Protein structure predictions.
Today, the sequence of many complete genomes, ranging from microbes to human, is known. In order to exploit this potential, genome sequence information must be decoded in terms of the molecular and cellular functions of the gene products. For many applications, in particular the development of new drugs, information on function must be complemented by knowledge of protein tertiary structure. Pcons and Pmembr have proven to perform very well on detecting distantly related globular and membrane proteins respectively. Pcons is a fully automated consensus (or meta) prediction server for fold recognition. The last CASP evaluations have shown that Pcons performs on top among automatic predictors.

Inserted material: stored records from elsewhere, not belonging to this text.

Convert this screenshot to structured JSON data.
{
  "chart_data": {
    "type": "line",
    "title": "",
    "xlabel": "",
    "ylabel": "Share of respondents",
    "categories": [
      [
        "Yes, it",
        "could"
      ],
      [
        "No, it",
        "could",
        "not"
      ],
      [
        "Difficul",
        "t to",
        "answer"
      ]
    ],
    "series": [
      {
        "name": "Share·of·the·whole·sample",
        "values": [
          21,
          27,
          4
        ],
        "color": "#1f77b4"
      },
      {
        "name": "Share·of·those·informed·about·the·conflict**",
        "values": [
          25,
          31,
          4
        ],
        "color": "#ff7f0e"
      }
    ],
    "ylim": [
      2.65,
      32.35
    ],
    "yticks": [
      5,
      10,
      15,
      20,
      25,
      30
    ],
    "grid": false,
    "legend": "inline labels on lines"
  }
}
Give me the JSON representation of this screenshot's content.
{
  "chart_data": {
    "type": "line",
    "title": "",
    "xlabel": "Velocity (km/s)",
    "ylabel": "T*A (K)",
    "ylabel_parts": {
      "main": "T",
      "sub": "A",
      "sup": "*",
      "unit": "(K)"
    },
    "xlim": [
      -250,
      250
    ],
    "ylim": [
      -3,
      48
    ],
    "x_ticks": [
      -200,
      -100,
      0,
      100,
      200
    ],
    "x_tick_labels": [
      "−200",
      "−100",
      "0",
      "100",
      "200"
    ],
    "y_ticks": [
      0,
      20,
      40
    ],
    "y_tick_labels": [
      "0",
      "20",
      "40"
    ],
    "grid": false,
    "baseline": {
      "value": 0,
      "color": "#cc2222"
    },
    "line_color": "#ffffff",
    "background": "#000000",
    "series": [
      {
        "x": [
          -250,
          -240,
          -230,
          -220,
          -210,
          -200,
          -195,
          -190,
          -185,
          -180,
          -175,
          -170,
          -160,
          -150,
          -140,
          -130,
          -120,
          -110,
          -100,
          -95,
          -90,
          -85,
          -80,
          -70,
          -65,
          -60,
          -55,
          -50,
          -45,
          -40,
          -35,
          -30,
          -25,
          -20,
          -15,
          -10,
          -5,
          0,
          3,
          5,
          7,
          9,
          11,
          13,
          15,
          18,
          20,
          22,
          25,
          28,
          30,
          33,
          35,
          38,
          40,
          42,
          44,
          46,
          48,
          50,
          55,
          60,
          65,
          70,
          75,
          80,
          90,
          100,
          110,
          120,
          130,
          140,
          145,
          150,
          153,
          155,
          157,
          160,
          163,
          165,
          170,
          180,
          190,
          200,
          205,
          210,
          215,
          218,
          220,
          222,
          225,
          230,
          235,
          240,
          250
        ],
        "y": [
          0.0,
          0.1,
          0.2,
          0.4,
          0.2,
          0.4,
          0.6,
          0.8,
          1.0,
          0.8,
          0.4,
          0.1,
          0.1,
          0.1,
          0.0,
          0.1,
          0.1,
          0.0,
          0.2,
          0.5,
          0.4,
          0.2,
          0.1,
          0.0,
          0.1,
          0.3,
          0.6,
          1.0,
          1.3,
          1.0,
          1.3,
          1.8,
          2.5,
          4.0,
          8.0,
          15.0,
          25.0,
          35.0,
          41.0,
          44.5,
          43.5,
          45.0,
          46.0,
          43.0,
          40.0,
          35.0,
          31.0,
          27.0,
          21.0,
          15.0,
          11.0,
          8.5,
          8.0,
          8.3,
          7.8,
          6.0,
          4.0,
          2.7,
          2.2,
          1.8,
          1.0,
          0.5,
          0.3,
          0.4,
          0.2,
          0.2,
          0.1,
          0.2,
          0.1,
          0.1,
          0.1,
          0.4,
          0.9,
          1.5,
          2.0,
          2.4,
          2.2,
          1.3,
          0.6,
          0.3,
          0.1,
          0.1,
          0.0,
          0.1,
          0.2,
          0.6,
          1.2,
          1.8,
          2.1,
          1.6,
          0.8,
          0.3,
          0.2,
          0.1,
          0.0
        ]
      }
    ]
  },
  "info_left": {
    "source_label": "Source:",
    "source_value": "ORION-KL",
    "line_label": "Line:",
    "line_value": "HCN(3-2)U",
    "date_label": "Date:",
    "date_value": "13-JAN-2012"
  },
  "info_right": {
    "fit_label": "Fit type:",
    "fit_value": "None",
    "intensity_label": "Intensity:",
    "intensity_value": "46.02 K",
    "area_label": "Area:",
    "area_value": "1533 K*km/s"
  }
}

Large multiple sequence alignments can also be statistically analyzed to reveal coupled mutations within a protein. These evolutionary couplings give rise to spatial proximity of residue pairs and can be used as constraints during the protein folding process. PconsC is a meta-predictor for residue contacts. In its latest version 2.0, it improves the accuracy of single prediction methods by 30%. Our most recent development, PconsE, combines PconsC 2.0 contact prediction with Rosetta ab-initio folding. Given just the amino acid sequence as an input PconsE is able to generate native-like protein structures.
We have identified the importance of structural features including interface helices as well as developed improved predictors.
Our work on evolution of multi-domain proteins have shown that they evolve by the addition of a single domain at the N- or C-terminals. However, proteins with long repeats show a different evolutionary pattern.